Le lien «sécurité — développement» dans le discours scientifique français : penser la politique de la France dans les pays du Sahel — Ekaterina Abramova

Journal:⠀Lomonosov World Politics Journal. 2025; 17 (3): 139-178
URL: https://fmp.elpub.ru/jour/article/view/317/234?locale=ru_RU
DOI: 10.48015/2076-7404-2025-17-3-139-178. 

Dans un contexte de montée des sentiments antifrançais dans la région du Sahel, les milieux académiques russes et étrangers ont intensifié leurs discussions sur les causes de la crise manifeste — pour ne pas dire de l’échec — de la politique africaine de la Ve République. Dans le même temps, ces débats contournent généralement le concept du prétendu lien «sécurité — développement», qui a pourtant constitué l’un des déterminants clés des approches françaises à l’égard des pays du Sahel.
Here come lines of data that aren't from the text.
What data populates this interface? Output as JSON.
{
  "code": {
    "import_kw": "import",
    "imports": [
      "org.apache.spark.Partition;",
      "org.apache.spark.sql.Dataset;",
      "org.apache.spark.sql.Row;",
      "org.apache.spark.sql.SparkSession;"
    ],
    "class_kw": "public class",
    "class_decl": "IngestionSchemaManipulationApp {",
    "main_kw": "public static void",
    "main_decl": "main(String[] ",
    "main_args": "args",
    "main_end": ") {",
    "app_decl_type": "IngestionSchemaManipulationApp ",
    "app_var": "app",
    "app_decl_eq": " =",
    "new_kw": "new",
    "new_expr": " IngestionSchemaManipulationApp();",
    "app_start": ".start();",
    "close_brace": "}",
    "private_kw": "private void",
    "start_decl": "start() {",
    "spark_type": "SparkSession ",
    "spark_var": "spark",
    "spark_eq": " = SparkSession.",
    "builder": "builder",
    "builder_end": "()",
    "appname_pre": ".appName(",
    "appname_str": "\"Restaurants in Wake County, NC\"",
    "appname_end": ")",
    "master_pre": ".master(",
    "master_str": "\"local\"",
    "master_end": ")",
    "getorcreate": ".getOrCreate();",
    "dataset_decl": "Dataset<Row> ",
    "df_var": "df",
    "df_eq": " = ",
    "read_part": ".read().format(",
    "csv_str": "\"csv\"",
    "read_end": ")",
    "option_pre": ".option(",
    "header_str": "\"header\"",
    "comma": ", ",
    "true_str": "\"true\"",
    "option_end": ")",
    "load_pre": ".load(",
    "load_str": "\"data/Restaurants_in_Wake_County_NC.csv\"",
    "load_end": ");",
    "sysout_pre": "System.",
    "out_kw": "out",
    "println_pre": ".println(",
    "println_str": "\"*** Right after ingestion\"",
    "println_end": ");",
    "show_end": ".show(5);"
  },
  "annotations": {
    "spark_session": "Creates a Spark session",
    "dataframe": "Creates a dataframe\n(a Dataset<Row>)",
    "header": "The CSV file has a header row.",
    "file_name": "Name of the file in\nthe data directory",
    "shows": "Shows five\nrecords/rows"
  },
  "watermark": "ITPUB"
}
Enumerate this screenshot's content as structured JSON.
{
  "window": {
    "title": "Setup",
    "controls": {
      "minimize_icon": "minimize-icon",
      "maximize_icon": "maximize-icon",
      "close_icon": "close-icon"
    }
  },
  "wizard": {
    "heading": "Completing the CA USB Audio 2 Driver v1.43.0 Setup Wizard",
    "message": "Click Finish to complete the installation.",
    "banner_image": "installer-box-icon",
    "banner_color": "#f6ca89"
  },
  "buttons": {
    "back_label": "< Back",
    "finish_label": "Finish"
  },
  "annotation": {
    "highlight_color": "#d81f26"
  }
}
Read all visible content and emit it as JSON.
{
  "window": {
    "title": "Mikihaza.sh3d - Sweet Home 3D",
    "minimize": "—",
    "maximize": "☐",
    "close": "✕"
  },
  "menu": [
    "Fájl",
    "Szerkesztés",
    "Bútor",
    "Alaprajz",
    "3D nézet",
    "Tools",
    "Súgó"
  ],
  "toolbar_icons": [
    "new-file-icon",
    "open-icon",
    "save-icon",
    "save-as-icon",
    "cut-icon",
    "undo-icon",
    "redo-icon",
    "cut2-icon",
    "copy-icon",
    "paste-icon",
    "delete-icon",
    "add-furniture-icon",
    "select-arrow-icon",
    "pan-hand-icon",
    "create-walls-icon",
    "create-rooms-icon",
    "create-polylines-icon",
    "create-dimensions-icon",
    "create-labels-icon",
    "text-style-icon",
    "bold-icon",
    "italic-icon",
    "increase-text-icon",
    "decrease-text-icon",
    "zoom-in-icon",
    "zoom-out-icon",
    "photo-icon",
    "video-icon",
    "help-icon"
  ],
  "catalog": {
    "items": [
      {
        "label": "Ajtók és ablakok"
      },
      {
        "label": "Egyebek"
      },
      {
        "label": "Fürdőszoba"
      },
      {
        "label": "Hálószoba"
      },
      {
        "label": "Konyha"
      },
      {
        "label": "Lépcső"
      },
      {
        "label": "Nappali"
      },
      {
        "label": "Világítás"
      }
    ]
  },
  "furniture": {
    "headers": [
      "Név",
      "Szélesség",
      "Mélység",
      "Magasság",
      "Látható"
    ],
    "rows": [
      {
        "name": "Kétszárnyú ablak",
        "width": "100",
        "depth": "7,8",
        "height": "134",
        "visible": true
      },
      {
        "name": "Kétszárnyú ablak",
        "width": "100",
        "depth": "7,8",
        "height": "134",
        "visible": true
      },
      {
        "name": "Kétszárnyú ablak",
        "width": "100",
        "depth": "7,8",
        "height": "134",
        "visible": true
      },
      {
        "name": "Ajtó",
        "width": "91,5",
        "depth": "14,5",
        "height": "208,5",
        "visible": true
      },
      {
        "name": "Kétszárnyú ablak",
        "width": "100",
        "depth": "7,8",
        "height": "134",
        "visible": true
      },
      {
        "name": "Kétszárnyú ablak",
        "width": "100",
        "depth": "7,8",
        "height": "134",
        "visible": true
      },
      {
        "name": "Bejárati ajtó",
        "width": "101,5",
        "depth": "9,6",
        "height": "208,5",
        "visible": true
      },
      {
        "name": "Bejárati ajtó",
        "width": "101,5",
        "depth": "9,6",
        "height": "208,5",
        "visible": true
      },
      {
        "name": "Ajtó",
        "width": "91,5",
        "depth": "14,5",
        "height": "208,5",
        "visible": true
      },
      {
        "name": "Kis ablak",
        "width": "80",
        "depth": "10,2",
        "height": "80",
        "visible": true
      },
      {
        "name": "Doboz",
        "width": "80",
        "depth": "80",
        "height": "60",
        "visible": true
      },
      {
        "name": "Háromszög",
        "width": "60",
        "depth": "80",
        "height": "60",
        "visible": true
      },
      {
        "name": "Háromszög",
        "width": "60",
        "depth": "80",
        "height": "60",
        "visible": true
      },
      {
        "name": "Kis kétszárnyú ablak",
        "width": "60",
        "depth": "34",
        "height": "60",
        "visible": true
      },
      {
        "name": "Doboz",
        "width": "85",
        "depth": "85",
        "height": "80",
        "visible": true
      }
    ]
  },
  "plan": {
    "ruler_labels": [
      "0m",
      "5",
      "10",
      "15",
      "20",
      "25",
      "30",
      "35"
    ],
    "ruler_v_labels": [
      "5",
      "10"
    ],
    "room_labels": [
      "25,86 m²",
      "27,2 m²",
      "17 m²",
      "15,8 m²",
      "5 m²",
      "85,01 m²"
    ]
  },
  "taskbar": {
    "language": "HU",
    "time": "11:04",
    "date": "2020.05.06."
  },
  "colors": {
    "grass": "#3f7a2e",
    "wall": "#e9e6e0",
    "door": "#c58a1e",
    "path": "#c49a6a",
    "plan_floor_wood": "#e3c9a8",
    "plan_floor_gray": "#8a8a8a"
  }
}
Le recours à l’expérience de conceptualisation de ce construit par la communauté experte française apparaît particulièrement intéressant, car il permet également de mettre en évidence les spécificités et les principes d’organisation de l’accompagnement conceptuel et théorique de la politique étrangère de la France à l’égard des pays africains dans leur ensemble.

La première partie de l’article caractérise le système français d’administration publique sur le volet africain et décrit le modèle d’organisation institutionnelle de l’expertise nationale consacrée aux problèmes de sécurité et de développement du continent africain, y compris l’identification des affiliations de ses représentants les plus éminents. Il est souligné que ces structures expertes et analytiques, ainsi que certains chercheurs, se trouvent sous l’influence significative, voire le patronage direct, des autorités publiques françaises.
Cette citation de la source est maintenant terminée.